TEXTE 1 : Priorité de la pensée des objets dans la perception
"Or quelle est cette cire, qui ne peut être conçue que par l'entendement ou l'esprit ? Certes c'est la même que je vois, que je touche, que j'imagine, et la même que je connaissais dès le commencement. Mais ce qui est à remarquer, sa perception, ou bien l'action par laquelle on l'aperçoit, n'est point une vision, ni un attouchement, ni une imagination, et ne l'a jamais été, quoiqu'il le semblât ainsi auparavant, mais seulement une inspection de l'esprit, laquelle peut être imparfaite et confuse, comme elle était auparavant, ou bien claire et distincte, comme elle est à présent, selon que mon attention se porte plus ou moins aux choses qui sont en elle, et dont elle est composée. (...) Nous disons que nous voyons la même cire si on nous la présente, et non pas que nous jugeons que c'est la même, de ce qu'elle a même couleur et même figure; d'où je voudrais presque conclure, que l'on connait la cire par la vision des yeux, et non par la seule inspection de l'esprit, si par hasard je ne regardais d'une fenêtre des hommes qui passent dans la rue, à la vue desquels je ne manque pas de dire que je vois des hommes, tout de même que je dis que je vois de la cire, et cependant que vois-je de cette fenêtre sinon des chapeaux et des manteaux, qui peuvent couvrir des spectres ou des hommes feints qui ne se remuent que par ressorts, mais je juge que ce sont de vrais hommes; et ainsi je comprends par la seule puissance de juger qui réside en mon esprit, ce que je croyais voir de mes yeux." (Descartes, Méditations métaphysiques
TEXTE 2 La perception est une sélection
" Vivre consiste à agir. Vivre, c'est n'accepter des objets que l'impression utile pour y répondre par des réactions appropriées : les autres impressions doivent s'obscurcir ou ne nous arriver que confusément. Je regarde et je crois voir, j'écoute et je crois entendre, je m'étudie et je crois lire dans le fond de mon cœur. Mais ce que je vois et ce que j'entends du monde extérieur, c'est simplement ce que mes sens en extraient pour éclairer ma conduite ; ce que je connais de moi-même, c'est ce qui affleure à la surface, ce qui prend part à l'action. Mes sens et ma conscience ne me livrent donc de la réalité qu'une simplification pratique.
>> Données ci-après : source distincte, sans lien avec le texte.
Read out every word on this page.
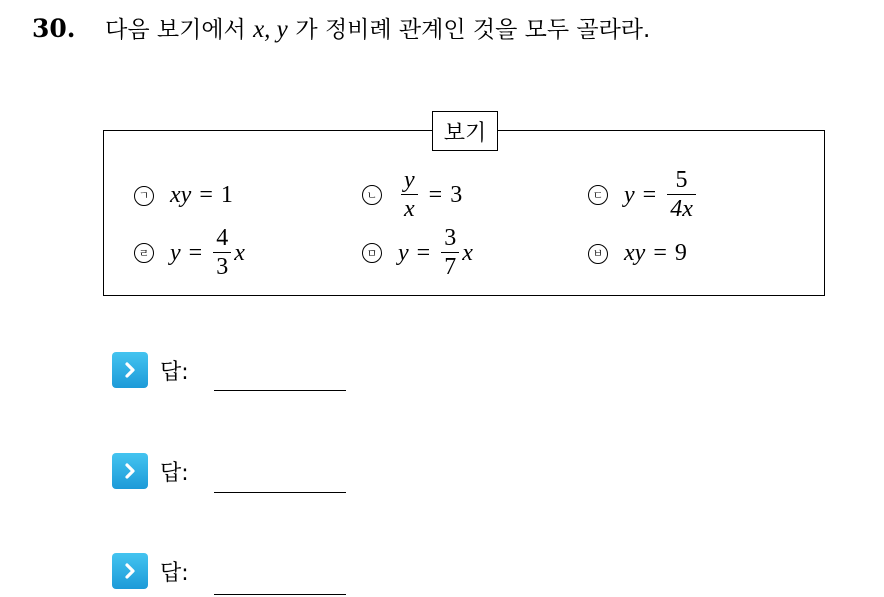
30. 다음 보기에서 x, y 가 정비례 관계인 것을 모두 골라라.
보기
ㄱ xy = 1	ㄴ $\frac{y}{x} = 3$	ㄷ $y = \frac{5}{4x}$
ㄹ $y = \frac{4}{3}$ x	ㅁ $y = \frac{3}{7}$ x	ㅂ xy = 9
답:
답:
답:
Dans la vision qu'ils me donnent des choses et de moi-même, les différences inutiles à l'homme sont effacées, les ressemblances utiles à l'homme sont accentuées, des routes me sont tracées à l'avance où mon action s'engagera. Ces routes sont celles où l'humanité entière a passé avant moi. Les choses ont été classées en vue du parti que j'en pourrai tirer. Et c'est cette classification que j'aperçois, beaucoup plus que la couleur et la forme des choses. Sans doute l'homme est déjà très supérieur à l'animal sur ce point. Il est peu probable que l'œil du loup fasse une différence entre le chevreau et l'agneau ; ce sont là, pour le loup, deux proies identiques, étant également faciles à saisir, également bonnes à dévorer. Nous faisons, nous, une différence entre la chèvre et le mouton ; mais distinguons-nous une chèvre d'une chèvre, un mouton d'un mouton ? L'individualité des choses et des êtres nous échappe toutes les fois qu'il ne nous est pas matériellement utile de l'apercevoir. Et là même où nous la remarquons (comme lorsque nous distinguons un homme d'un autre homme), ce n'est pas l'individualité même que notre œil saisit, c'est-à-dire une certaine harmonie tout à fait originale de formes et de couleurs, mais seulement un ou deux traits qui faciliteront la reconnaissance pratique." Bergson, Le Rire.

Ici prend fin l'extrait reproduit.